Michelle par Claude Ferrieux

La vie d’une femme libre à l’époque de mai 68 en Auvergne et Bourbonnais.

Michelle, l’héroïne du roman, a vécu la contestation de 1968. Elle a adhéré à certains de ses idéaux. Cru à l’évolution de la société. A-t-elle vécu libre ? Intelligente, sérieuse, elle a pu étudier, réussir, travailler, être indépendante, mais qu’en est-il de la liberté d’aimer ?

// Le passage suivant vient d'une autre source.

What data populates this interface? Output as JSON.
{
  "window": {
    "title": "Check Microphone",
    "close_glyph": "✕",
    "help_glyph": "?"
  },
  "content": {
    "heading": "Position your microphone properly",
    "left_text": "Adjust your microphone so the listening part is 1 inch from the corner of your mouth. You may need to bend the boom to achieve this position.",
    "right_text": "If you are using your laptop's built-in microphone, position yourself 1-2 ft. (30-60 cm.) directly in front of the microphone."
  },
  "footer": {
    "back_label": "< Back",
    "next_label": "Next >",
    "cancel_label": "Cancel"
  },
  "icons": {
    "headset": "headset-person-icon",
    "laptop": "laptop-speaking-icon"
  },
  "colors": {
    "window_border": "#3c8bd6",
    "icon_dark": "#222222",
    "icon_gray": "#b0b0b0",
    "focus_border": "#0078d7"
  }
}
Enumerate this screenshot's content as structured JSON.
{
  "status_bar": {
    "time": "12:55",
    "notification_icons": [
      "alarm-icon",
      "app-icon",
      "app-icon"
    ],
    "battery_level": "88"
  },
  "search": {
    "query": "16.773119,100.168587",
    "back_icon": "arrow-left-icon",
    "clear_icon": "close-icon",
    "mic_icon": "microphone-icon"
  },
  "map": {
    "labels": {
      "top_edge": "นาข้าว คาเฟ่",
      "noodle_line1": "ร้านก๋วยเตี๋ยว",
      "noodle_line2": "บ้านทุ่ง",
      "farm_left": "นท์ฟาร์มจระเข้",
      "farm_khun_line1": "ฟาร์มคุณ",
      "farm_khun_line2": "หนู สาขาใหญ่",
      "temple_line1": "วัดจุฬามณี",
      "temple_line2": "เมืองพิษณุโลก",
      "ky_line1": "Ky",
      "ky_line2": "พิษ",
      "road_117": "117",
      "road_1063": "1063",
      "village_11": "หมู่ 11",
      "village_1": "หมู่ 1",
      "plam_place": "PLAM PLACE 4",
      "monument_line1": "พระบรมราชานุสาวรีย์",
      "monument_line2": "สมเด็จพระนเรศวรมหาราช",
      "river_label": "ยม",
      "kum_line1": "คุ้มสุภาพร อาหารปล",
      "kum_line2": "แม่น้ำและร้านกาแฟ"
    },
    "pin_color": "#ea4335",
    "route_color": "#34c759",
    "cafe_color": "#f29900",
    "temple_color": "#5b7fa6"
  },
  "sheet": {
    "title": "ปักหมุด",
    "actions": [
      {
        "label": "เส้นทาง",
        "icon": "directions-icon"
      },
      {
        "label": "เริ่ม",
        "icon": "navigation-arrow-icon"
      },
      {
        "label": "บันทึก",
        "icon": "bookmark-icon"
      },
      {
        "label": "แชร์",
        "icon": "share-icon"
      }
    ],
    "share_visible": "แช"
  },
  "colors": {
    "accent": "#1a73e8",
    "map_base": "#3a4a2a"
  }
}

En fait, sa vie sentimentale s’est heurtée à l’intransigeance des préjugés qui a failli la briser. Elle a ensuite dû entreprendre un long chemin pour se reconstruire.

Une histoire située dans la société en pleine évolution des années 60, en Auvergne et Bourbonnais, rythmée de séquences dans le Cantal, la Haute-Loire, la Saône-et-Loire, et qui évolue vers la Touraine et le Berry, sans oublier plusieurs escapades insulaires : Oléron, Ré, Sicile.

Impressions d'un premier lecteur :

Suis-je privilégié par le fait que j’écris ces quelques lignes sur un ouvrage de mon frère ? Oui et non : d’emblée, les composantes, certes multiples, des différents personnages et le choix des lieux tout aussi variés, me renvoient à un passé commun, tant il est vrai qu’en dépit des dénégations, on ne parle jamais que de soi, en l’occurrence et par procuration, de moi aussi. Michelle n’est pas anonyme, il me semble que je la connais ou plutôt la reconnais.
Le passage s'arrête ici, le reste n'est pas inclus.